The sum of my month (in its reduced parts)

Today is the last day of National Poetry Writing Month, and this is my last daily poem celebrating the 30-day occasion (though not my last poem, of course). Making like one of those awful clip shows where TV writers mash together snippets from previous episodes in order to take a week-off without resorting to a full-fledged rerun, I give you an erasure built from 30 days worth of poem titles (in order, including this last one). Maybe I've invented a new genre... the clip-poem? Thanks to everyone who read and wrote along for this NaPoWriMo ride.


Looking up,
I could dive
to meet you.
There are moments everyone wishes they were
brave.
To wake
the others
I'll dream
a reckoning.
Hey,
our hope is
In the sunrise
with broken-glass
lessons from
Death.

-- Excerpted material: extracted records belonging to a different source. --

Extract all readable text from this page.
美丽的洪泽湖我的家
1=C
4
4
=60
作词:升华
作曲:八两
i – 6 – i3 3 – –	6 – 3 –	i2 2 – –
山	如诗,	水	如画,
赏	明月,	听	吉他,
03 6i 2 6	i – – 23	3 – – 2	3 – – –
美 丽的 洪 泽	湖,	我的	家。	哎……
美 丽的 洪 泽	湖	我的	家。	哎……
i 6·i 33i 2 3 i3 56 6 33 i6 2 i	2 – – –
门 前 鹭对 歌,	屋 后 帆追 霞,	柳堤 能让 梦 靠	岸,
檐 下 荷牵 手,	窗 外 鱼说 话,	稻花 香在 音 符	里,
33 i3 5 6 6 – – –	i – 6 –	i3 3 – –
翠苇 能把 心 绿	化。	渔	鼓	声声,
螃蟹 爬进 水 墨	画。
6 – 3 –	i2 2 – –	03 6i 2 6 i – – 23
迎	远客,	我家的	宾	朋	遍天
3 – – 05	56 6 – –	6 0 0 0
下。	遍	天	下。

Skip to
what to believe.
What was lost
with her blossoms,
a brother.
The hardest path's
shadow and song,
the not-so-good of
metaphysical,
her true face.
He'll waste it, wanting
the grass greener,
insomnia
slipping into
this (a love poem)
the sum.

4 comments:

lucychili said...

reads smoothly
cheers janet

brenda w said...

The juxtaposition of looking up and diving is interesting right off the bat, and I love how you end with insomnia slipping into the sum.
~Brenda

Francis Scudellari said...

Thanks Janet ... I did a good job of minding the gaps this time :).

@Brenda I may try this technique again... writing a series of unrelated lines and then erasing parts of them to create a cohesive narrative. Usually, such as with the wordles, I try to connect ideas with more words, rather than less.

flaubert said...

Love it, Francis, and I didn't know you were participating in napo. Now, I must go and read your words.